Cressanonacontanoic acid was obtained as a white amorphous powder from petroleum ether: benzene (3:1) eluants. It produced effervescences with sodium bicarbonate solution. Its mass spectrum displayed a molecular ion peak at m/z 452 corresponding to a molecular formula of aliphatic ketoacid C29H56O3. It had two double-bond equivalents, which were adjusted in carboxyl and keto groups.

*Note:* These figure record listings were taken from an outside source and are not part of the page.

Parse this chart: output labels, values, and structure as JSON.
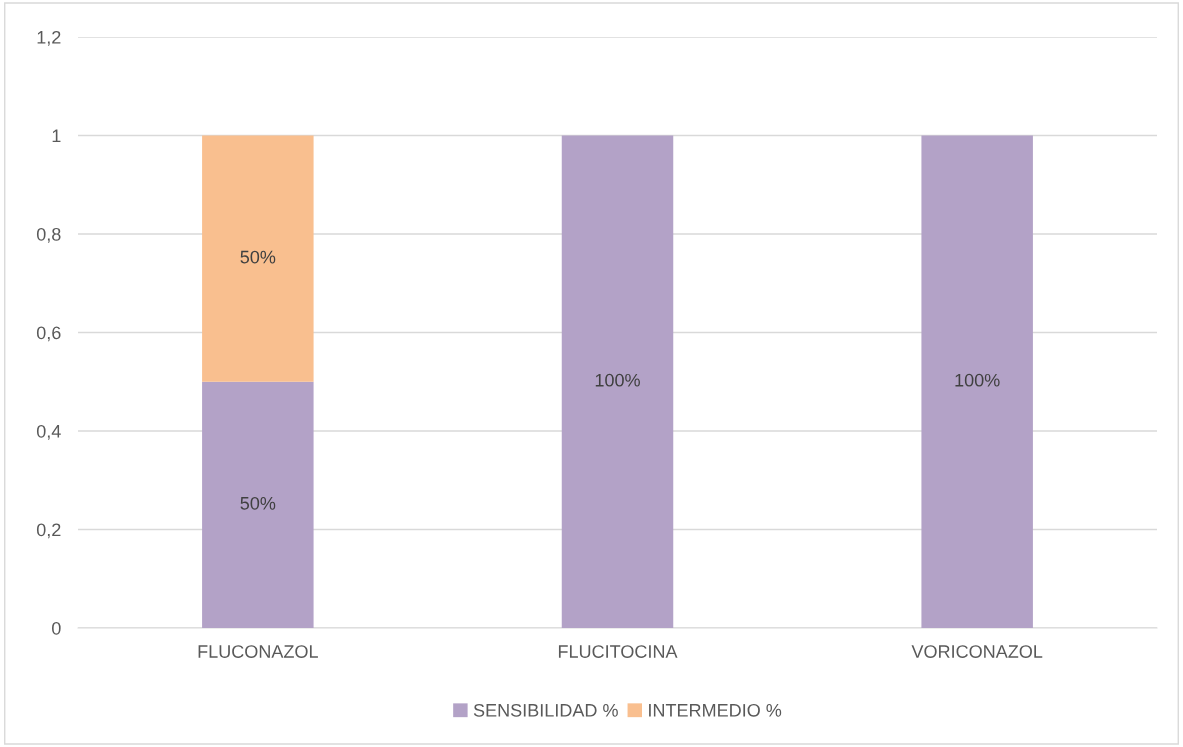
{
  "chart_data": {
    "type": "bar",
    "stacked": true,
    "categories": [
      "FLUCONAZOL",
      "FLUCITOCINA",
      "VORICONAZOL"
    ],
    "series": [
      {
        "name": "SENSIBILIDAD %",
        "color": "#b3a2c7",
        "values": [
          0.5,
          1,
          1
        ],
        "value_labels": [
          "50%",
          "100%",
          "100%"
        ]
      },
      {
        "name": "INTERMEDIO %",
        "color": "#f9bf8f",
        "values": [
          0.5,
          null,
          null
        ],
        "value_labels": [
          "50%",
          null,
          null
        ]
      }
    ],
    "ylim": [
      0,
      1.2
    ],
    "yticks": [
      {
        "value": 0,
        "label": "0"
      },
      {
        "value": 0.2,
        "label": "0,2"
      },
      {
        "value": 0.4,
        "label": "0,4"
      },
      {
        "value": 0.6,
        "label": "0,6"
      },
      {
        "value": 0.8,
        "label": "0,8"
      },
      {
        "value": 1,
        "label": "1"
      },
      {
        "value": 1.2,
        "label": "1,2"
      }
    ],
    "grid": "y",
    "legend": "bottom"
  }
}
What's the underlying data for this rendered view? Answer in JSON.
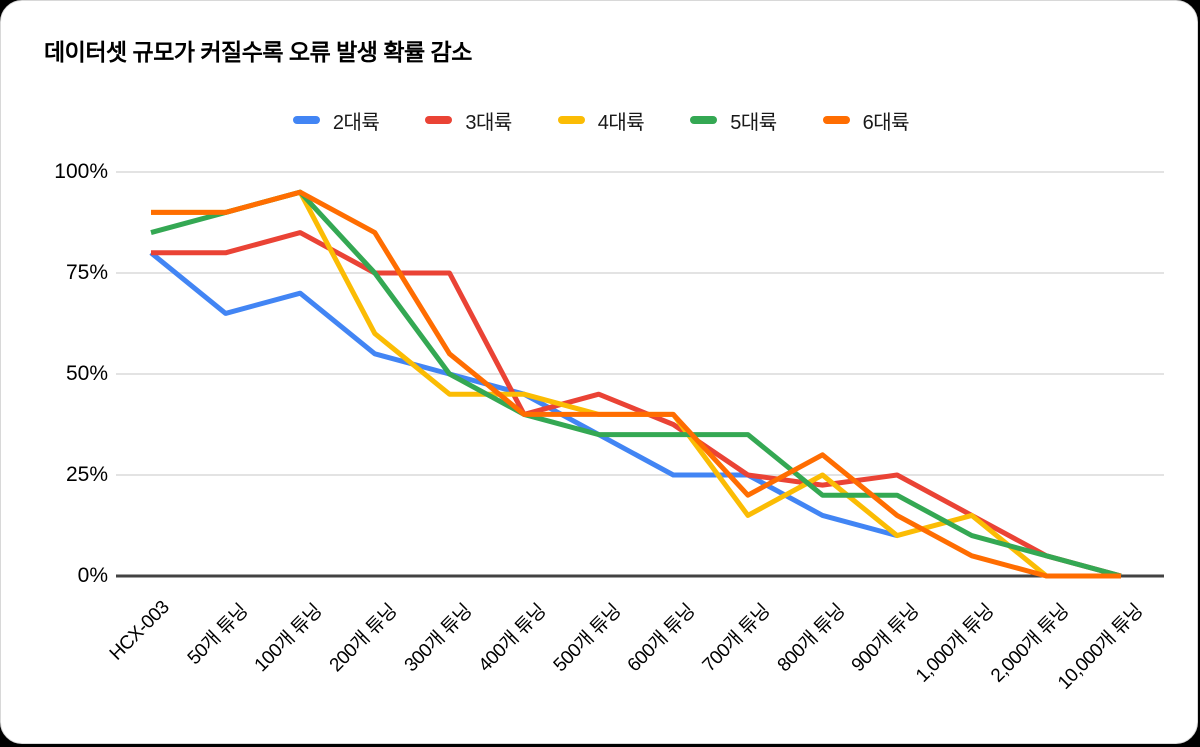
{
  "chart": {
    "title": "데이터셋 규모가 커질수록 오류 발생 확률 감소"
  },
  "chart_data": {
    "type": "line",
    "title": "데이터셋 규모가 커질수록 오류 발생 확률 감소",
    "categories": [
      "HCX-003",
      "50개 튜닝",
      "100개 튜닝",
      "200개 튜닝",
      "300개 튜닝",
      "400개 튜닝",
      "500개 튜닝",
      "600개 튜닝",
      "700개 튜닝",
      "800개 튜닝",
      "900개 튜닝",
      "1,000개 튜닝",
      "2,000개 튜닝",
      "10,000개 튜닝"
    ],
    "series": [
      {
        "name": "2대륙",
        "color": "#4285F4",
        "values": [
          80,
          65,
          70,
          55,
          50,
          45,
          35,
          25,
          25,
          15,
          10,
          null,
          null,
          null
        ]
      },
      {
        "name": "3대륙",
        "color": "#EA4335",
        "values": [
          80,
          80,
          85,
          75,
          75,
          40,
          45,
          37.5,
          25,
          22.5,
          25,
          15,
          5,
          0
        ]
      },
      {
        "name": "4대륙",
        "color": "#FBBC04",
        "values": [
          90,
          90,
          95,
          60,
          45,
          45,
          40,
          40,
          15,
          25,
          10,
          15,
          0,
          0
        ]
      },
      {
        "name": "5대륙",
        "color": "#34A853",
        "values": [
          85,
          90,
          95,
          75,
          50,
          40,
          35,
          35,
          35,
          20,
          20,
          10,
          5,
          0
        ]
      },
      {
        "name": "6대륙",
        "color": "#FF6D01",
        "values": [
          90,
          90,
          95,
          85,
          55,
          40,
          40,
          40,
          20,
          30,
          15,
          5,
          0,
          0
        ]
      }
    ],
    "xlabel": "",
    "ylabel": "",
    "y_tick_labels": [
      "0%",
      "25%",
      "50%",
      "75%",
      "100%"
    ],
    "y_ticks": [
      0,
      25,
      50,
      75,
      100
    ],
    "ylim": [
      0,
      100
    ],
    "grid": true,
    "legend_position": "top"
  },
  "colors": {
    "page_background": "#000000",
    "card_background": "#ffffff",
    "gridline": "#e3e3e3",
    "baseline": "#424242",
    "text": "#000000"
  }
}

Cressatetratriacontanoic acid was obtained as a colorless compound from petroleum ether:benzene (1:1) eluants. It formed effervescences with sodium carbonate solution. Its mass spectrum displayed a molecular ion peak at m/z 522 consisting with a molecular formula of long-chain keto acid C34H66O3. Treatment of this compound with diazomethane yielded a methoxy derivative supporting the existence of the carboxylic group in the molecule. On the basis of these spectral data analyses and chemical reactions has been elucidated as tetratriaconta-29-one-1-oic acid.

Cressatriacontanone was obtained as colorless crystalline mass from petroleum ether and benzene (1:3) eluants. It responded positively to 2,4-DNP test. Its mass spectrum displayed a molecular ion peak at m/z 480 relating to a hydroxyl ketoalkane, C32H64O2. It had only one bond equivalent due to the presence of the carboxyl group.

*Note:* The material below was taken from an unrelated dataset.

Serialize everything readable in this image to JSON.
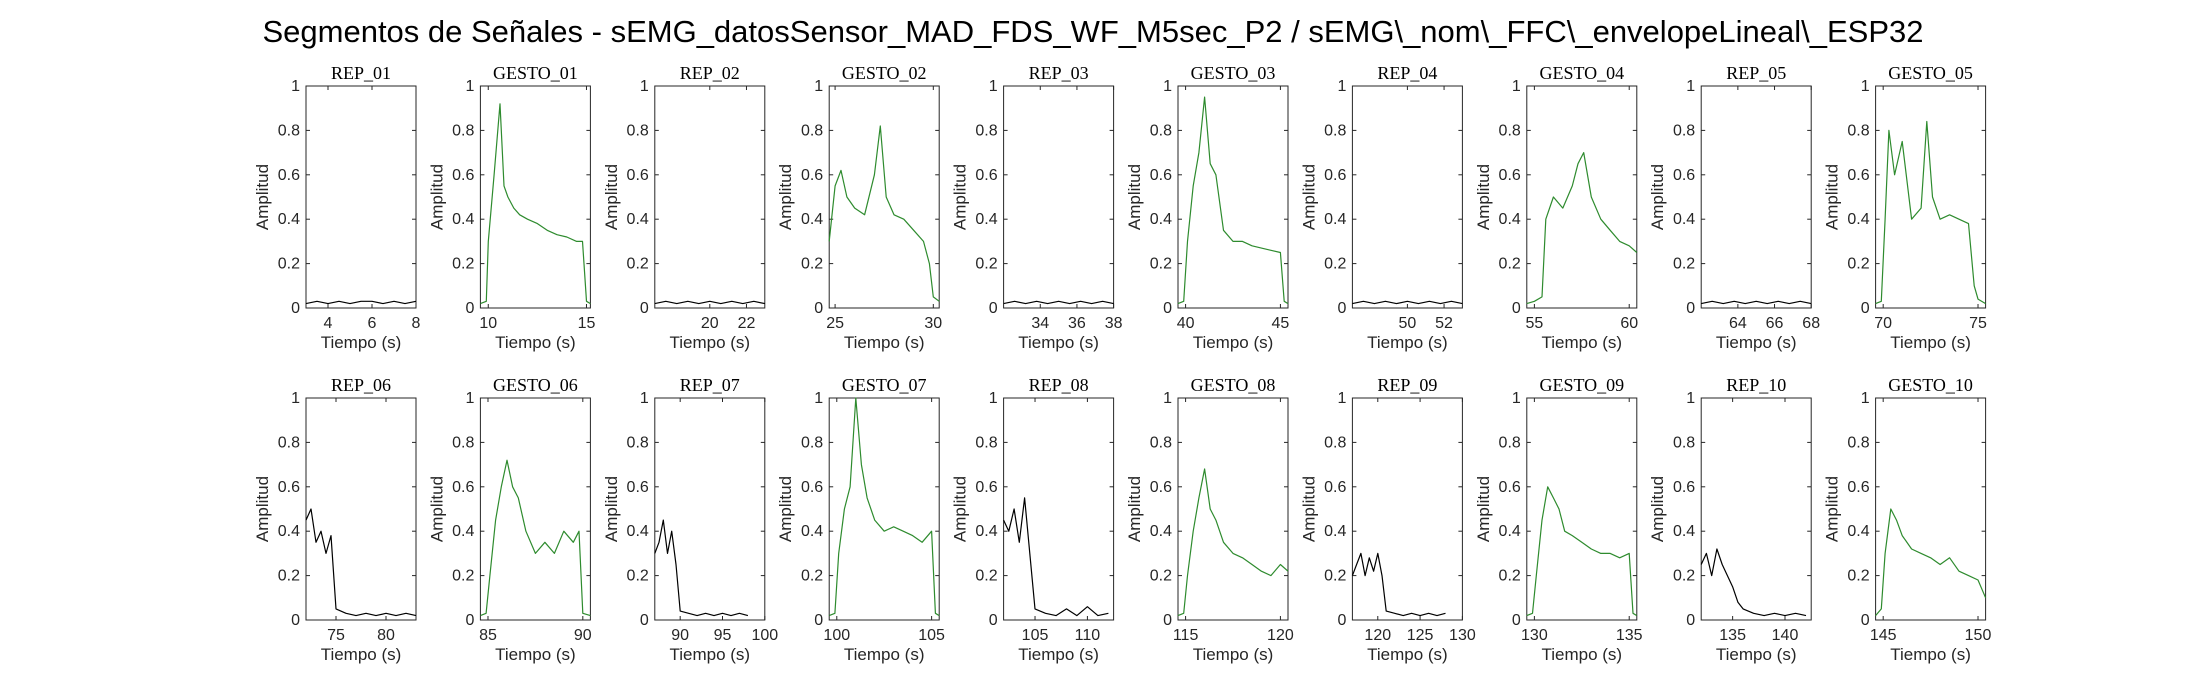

Cressanaphthacenone was isolated as colorless crystals from benzene eluants. It responded positively to 2, 4- DNP test. It had a molecular ion peak at m/z 610 corresponding to long aliphatic chain attached to a tetracyclic moiety, C43H78O. It indicated five double bond equivalents; four of them were adjusted in a tetracyclic ring system and one in carbonyl group.

CONCLUSION

The survey of literature revealed that C. cretica is the source of many chemical constituents, as quercetin, quercetin-3-O-glucoside, kampferol-3-O-glucoside, rutin, syringaresinol-h-d-glucoside,[1] scopoletin, 3,5-dicaffeoylquinic acid, creticane, cressatetracosanoate, cressatetratriacontanoic acid, cressatriacontanone , cressanaphthacenone, etc. Studies have revealed its use as antibacterial, antifungal, antitussive, anticancer with some other plants, anti-inflammatory, and improving testicular function in rats. However not much information is there in the proof of use of this plant for ulcer, asthma, pulmonary tuberoculosis, urinary discharges, enrichment of blood, stomachic, aphrodisiac, and the treatment of leprosy and constipation, as a tonic and appetizer.[41] Therefore further studies may be carried out to prove the potential of this plant as well as the isolated products. Besides this, the systemic studies of pharmacognosy, and the phytopharmacological aspects of the plant is under way by our research team.